Argentina’s president-elect Alberto Fernandez says he will “turn the page” and take the country to a new direction amid deep economic crisis which is blamed on his pro-West predecessor Mauricio Macri.
Fernandez won the Sunday election with 48 percent of votes, according to figures from the National Electoral Directorate. His right-wing rival managed to garner 40.4 percent with more than 95 percent of votes counted.
The president-elect held talks with his predecessor on Monday about a transition of power, which will take place in December.
Under Macri, Latin America’s number three economy is teetering on the brink of a $100 billion debt default, its second in less than two decades.
Voters punished Macri for inflicting painful austerity measures which triggered a deep recession and slashed living standards.
During his victory speech on Monday, Fernandez vowed to “turn the page” on Macri’s liberalization and austerity policies, which are backed by the International Monetary Fund (IMF).
“This page will be forgotten and we will start writing another story on December 10 when we arrive with (former president) Cristina [Fernandez de Kirchner] in government,” he said in reference to his vice presidential running mate.
The result creates a political headache for the Trump administration, which had tried to forge a strong regional alliance of like-minded leaders to advance its Latin American agenda of squeezing the governments of Venezuela and Cuba and resisting the growth of Chinese investment.
Macri’s defeat came less than four weeks after US Secretary of State Mike Pompeo heaped praise on his “leadership” during a visit to Buenos Aires and hoped “others will follow Argentina’s lead and example.”
The results mark a shift leftward for the South America region, leaving pro-West conservatives in Chile, Colombia and Brazil more isolated.
Since Mexico swung sharply to the left last year under Andrés Manuel López Obrador, this would leave Brazil’s Jair Bolsonaro as the only pro-West president among the continent’s big three economies.
On Monday Bolsonaro declined to congratulate Fernandez, calling him a “red bandit” and saying Argentine voters had made a mistake by choosing him.
Unlike Bolsonaro, Mexico’s Lopez Obrador said he would call to congratulate Fernandez and Bolivian President Evo Morales who won a fourth term this month in elections denounced by the US, Brazil and Colombia.
Argentina is Brazil’s third largest trade partner, after China and the United States.
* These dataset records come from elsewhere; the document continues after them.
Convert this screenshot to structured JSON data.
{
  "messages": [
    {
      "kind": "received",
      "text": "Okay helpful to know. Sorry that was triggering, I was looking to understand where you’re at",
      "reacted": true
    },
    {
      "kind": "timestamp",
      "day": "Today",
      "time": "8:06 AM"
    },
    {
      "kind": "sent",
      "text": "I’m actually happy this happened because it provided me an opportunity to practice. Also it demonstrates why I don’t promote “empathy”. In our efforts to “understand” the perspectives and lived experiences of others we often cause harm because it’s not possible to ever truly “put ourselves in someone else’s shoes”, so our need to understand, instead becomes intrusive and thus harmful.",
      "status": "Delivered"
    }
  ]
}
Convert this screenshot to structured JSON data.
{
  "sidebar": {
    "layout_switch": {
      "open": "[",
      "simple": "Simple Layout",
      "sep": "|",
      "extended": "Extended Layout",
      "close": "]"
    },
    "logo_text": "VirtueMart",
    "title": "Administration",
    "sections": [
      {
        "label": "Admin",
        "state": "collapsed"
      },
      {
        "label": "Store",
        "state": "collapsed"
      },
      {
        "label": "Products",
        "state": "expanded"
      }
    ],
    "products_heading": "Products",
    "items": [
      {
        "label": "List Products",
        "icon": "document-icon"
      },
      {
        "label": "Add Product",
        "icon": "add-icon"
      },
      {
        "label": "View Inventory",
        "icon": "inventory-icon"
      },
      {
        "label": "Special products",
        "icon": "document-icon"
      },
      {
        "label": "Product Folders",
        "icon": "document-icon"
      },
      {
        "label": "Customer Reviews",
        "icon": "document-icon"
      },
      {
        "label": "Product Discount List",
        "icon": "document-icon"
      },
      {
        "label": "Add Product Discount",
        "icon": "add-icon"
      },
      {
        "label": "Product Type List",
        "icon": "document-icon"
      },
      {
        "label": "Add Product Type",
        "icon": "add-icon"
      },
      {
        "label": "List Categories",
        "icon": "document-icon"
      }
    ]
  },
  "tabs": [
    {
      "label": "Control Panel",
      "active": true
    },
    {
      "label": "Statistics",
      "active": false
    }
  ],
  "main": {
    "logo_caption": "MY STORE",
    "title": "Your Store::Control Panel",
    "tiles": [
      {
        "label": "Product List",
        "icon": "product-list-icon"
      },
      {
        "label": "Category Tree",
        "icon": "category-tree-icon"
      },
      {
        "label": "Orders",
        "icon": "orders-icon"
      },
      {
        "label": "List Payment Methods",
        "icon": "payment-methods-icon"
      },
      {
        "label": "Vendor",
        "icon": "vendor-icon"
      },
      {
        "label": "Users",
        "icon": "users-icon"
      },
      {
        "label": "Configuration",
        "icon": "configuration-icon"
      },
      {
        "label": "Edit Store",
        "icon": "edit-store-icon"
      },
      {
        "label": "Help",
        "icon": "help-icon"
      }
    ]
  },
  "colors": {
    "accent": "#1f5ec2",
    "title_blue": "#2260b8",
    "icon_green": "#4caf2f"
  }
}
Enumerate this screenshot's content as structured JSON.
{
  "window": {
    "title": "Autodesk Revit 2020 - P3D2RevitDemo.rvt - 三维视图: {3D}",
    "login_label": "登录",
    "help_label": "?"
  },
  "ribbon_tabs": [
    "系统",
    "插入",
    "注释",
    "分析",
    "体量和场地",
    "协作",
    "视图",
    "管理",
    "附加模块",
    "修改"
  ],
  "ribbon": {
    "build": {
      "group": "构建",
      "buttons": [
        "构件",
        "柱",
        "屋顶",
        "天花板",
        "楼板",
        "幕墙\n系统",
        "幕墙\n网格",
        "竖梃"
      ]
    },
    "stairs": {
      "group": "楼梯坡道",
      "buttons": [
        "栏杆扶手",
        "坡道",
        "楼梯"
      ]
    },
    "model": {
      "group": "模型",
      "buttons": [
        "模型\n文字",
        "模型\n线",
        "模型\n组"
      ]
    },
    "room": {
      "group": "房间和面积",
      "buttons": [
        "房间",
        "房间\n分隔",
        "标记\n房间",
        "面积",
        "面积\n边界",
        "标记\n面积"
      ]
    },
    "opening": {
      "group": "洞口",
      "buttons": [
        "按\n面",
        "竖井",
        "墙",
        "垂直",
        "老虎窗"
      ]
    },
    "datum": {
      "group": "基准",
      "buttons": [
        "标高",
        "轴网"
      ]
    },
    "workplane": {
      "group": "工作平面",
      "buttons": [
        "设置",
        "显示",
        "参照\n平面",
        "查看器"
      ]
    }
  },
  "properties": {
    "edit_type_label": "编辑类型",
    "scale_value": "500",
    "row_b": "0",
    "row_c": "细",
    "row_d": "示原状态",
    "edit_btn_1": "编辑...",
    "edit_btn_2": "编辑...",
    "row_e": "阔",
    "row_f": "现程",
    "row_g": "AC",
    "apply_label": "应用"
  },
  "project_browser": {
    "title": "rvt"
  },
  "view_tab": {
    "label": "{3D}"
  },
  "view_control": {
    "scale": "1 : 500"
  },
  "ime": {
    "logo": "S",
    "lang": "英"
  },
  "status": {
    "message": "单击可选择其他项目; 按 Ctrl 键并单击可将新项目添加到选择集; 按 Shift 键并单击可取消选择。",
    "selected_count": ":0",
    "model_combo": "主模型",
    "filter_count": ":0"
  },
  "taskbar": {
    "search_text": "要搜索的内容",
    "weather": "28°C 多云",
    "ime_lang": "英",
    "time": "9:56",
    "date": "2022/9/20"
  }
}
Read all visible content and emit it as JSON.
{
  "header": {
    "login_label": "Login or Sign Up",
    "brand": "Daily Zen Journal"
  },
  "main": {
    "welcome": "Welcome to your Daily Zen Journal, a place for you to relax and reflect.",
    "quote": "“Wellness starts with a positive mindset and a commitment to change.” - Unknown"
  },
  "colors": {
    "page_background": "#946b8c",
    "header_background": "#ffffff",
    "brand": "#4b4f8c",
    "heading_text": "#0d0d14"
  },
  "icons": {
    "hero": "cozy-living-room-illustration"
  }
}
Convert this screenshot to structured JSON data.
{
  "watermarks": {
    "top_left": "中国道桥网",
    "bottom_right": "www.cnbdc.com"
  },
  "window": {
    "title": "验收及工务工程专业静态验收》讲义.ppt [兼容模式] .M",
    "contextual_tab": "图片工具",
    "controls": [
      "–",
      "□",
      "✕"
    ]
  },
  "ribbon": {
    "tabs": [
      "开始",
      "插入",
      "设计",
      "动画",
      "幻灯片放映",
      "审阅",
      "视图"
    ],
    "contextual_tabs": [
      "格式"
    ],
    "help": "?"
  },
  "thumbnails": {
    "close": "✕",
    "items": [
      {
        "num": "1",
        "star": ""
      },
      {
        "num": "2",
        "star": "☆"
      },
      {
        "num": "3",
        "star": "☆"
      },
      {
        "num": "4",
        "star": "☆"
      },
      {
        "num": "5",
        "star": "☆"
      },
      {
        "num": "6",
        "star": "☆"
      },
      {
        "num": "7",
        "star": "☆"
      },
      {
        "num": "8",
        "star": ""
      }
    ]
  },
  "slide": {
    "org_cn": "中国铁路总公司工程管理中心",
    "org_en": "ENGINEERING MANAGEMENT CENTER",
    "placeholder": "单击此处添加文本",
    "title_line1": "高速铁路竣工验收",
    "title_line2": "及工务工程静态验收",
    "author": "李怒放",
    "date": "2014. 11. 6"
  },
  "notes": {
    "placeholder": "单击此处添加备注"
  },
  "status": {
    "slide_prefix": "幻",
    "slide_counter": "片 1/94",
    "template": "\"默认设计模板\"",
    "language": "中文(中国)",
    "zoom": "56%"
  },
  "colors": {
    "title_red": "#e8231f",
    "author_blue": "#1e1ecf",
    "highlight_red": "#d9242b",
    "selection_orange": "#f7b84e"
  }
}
The two Latin American countries, along with Paraguay and Uruguay, are the members of Mercosur trade bloc.
Fernandez has vowed to reconsider his country’s membership in the bloc. Observers say the greater threat, however, may be to a trade deal between Mercosur and the EU, which has taken two decades to negotiate.
Fernandez has said he wants to renegotiate parts of the EU agreement that do not suit Argentina, which could delay its ratification with lengthy new rounds of talks.
According to Daniel Kerner, head of Latin America at Eurasia, a political risk consultancy, Bolsonaro could go the same way as Macri if his “economic reforms” do not work.
Brazil’s economy is teetering on the brink of recession. Still, the Brazilian president is not the only Latin American leader likely to be feeling uncomfortable after voters punished Macri for inflicting painful austerity measures.
Ecuador’s President Lenín Moreno is following a similar path, like Argentina with support from the IMF and the Trump administration.
In Colombia, President Ivan Duque, another close Trump ally, has seen his reforms bogged down in congress and the economy slowing. In Chile, President Sebastian Pinera fired six ministers in June amid stalling growth and plunging poll ratings.
Brazil’s Foreign Minister Ernesto Araujo cast the result of the Argentine election in “apocalyptic terms”, Reuters reported.